И дым отечества приятен!

Пушкина пишет нам, что Батюшкову гораздо лучше, и он спокойнее. Кланяйся И. И. Дмитриеву и скажи, что я вспомнил его в жилище Геллерта и гуляя но цветущим садам Лейпцига и его окрестностей. Мы живем в саду Рейхеля, окруженные более нежели шестью тысячами вишневых деревьев, яблонями, грушами, и все в цвету и благоухает! Не будучи эгоистом, для меня плодовитые деревья нравятся и… надеждою.

Un parterre me plaît lorsque mon oeil surpris

Y peut entre les fleures découvrir-quelques fruits.

При случае пошлите это письмо Козлову одному. Не успею отвечать ему.


8-го мая.

Может быть, удастся послать тебе и манифест нового и биографическую статью о старом короле, но короли на ум не идут: брат опять провел худо ночь. Я послал вчера в Дрезден к Скуратову книги и начало замечаний о Карамзине. Не успел ни выправить, ни сократить. Не знаю, разберете ли. Остальные пришлю из Парижа, если болезнь брата позволит.

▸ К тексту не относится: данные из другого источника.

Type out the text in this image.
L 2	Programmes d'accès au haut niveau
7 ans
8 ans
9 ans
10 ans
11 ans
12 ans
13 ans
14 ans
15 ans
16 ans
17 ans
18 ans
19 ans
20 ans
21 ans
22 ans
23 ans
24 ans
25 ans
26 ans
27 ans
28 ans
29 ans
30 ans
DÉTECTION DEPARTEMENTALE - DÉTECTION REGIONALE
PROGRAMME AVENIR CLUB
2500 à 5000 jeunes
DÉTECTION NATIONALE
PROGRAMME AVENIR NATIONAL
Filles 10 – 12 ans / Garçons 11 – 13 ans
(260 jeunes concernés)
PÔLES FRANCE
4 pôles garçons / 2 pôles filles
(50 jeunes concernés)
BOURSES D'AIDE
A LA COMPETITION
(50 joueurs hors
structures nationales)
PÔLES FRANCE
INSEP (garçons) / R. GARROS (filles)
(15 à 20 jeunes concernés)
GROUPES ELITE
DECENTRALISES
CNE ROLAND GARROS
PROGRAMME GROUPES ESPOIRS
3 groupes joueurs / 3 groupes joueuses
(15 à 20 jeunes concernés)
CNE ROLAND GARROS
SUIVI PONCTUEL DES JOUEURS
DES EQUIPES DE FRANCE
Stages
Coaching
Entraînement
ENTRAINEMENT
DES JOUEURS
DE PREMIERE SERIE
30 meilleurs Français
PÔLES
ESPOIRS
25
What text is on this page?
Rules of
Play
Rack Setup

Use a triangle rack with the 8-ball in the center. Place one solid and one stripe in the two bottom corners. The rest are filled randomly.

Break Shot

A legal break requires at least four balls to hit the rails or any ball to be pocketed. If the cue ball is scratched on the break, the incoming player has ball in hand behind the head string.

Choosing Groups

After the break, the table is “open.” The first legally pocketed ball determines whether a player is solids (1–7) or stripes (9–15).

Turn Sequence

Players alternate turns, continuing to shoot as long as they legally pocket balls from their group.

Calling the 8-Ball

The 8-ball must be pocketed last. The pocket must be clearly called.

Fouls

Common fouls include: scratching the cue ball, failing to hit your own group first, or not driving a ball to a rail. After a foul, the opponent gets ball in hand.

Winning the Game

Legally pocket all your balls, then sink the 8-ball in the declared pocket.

Милый Жихарев, отошли книги отмеченные к Дяд.; остальные сохрани для меня и отдай нужные Вяземскому; книжки Линднера сохрани: это истинный мудрец в христианстве, глубокого ума и глубоких сведений с простотою евангельскою; не скрывает света, по действует, им озаряемый, как педагог и профессор; за то здешние книжники и фарисеи лишили его кафедры в гимназии и привязались к тому, что об проповедывал любящим его детям слово Христа: «Оставьте отца и мать и по мне идите». Это не понравилось. Вы видите, что и в просвещенной Саксонии не без греха! Я был некогда, по должности, в сношении с Линднером, но и не подозревал в нем того мудреца-христианина, которого нашел и беседою коего насладился в уютном садике, где он окружен цветами и ульями. Улыбка его значительная, и вся физиономия выражает добродушие с глубокомыслием и тонкою проницательностью. Ясность в идеях и в выражении оных необыкновенная; оттого и дети его любят и понимают, и профессора, философы, разумеется беспристрастные, находят его глубокомысленным. Это человек по моему сердцу: скромен, но говорит охотно и свободно.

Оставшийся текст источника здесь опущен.